Quote Originally Posted by reellis67 View Post
I am told that the thing to do if you are interested in this type of event is to keep track of the judges who like the style of work that you do and then only submit work to their shows. It takes time to learn who likes what type of work, but I am told that's the best way to get your work seen without spending overly large amounts of money on entry fees for shows that you have little chance of getting in to. The cost to submit three prints to any given event is not large, in and of itself, but if you add up how many submissions you make each year it can get fairly impressive. I expect, though, that everyone will have a slightly different take on this...

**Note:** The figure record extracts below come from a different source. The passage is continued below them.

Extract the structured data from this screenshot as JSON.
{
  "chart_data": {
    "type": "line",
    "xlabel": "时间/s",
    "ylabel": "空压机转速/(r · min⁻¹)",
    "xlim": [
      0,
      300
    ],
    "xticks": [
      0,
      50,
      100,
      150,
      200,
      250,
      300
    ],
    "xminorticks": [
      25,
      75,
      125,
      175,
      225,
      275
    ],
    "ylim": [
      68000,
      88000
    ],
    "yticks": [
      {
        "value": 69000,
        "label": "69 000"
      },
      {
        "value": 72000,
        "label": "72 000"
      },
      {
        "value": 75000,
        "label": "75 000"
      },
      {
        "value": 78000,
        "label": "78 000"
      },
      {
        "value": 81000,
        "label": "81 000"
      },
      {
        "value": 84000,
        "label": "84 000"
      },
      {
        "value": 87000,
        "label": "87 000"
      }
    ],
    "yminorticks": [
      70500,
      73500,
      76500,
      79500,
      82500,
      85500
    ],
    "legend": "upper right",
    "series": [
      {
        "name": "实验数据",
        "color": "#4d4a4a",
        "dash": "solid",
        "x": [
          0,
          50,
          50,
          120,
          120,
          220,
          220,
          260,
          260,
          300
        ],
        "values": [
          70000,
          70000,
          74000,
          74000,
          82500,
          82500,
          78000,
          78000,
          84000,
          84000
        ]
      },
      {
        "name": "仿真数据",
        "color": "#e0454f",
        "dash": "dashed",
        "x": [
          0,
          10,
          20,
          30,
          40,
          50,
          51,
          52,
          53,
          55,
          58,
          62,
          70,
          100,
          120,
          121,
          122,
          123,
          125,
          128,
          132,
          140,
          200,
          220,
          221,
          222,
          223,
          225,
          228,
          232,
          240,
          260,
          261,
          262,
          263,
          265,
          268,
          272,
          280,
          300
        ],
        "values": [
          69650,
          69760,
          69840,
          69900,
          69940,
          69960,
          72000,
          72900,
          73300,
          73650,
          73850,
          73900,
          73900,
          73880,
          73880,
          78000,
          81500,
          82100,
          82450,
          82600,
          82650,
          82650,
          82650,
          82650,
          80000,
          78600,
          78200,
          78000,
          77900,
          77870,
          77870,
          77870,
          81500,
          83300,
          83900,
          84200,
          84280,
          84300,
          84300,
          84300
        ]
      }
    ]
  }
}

Maybe it's because I haven't done a lot show submissions, although I am also involved in putting on several general art shows each year, but I'm not convinced that advice is totally reliable. Not to say it's bad, but I have occasionally seen what appeared to be a judge giving short shrift to work similar to his own. Maybe he wanted to avoid accusations of bias, maybe to distance the competition -- who knows?! :rolleyes: I suppose if you can get the opportunity to see previous shows the person has judged, the idea could work, but in my experience many groups try not to repeat judges very often so tracking previous results could be difficult. For my club's open juried art
shows we try not to repeat a judge for at least six or seven years. And since we normally have two judges, when we do repeat, we try to pair them with a different person. We hope that's a way to keep things mixed up a bit.

I believe I've seen some indication that judges who are educators -- say art school professors -- may tend to be a bit more diverse in their selections and less anchored to one style. I also like shows juried by more than one person, I think that provides more balance.

The idea of shooting "for the contest" is scary. We have a few events around here that have themes of a sort. Sometimes they are just looking for something within a geographic region. That I can see, but as I play it, if I don't have anything that fits the requirement, I pass. In some cases, if a theme intersected with some of my favorite(?) subjects, I might make a special effort to come up with shots if I had time. So far I go with my own interests and self-amusement which is probably one reason my work isn't being snapped off the walls -- I can understand a B&W of the twisted rusty remains of a 19th C industrial ruin doesn't work in to too many suburban living rooms.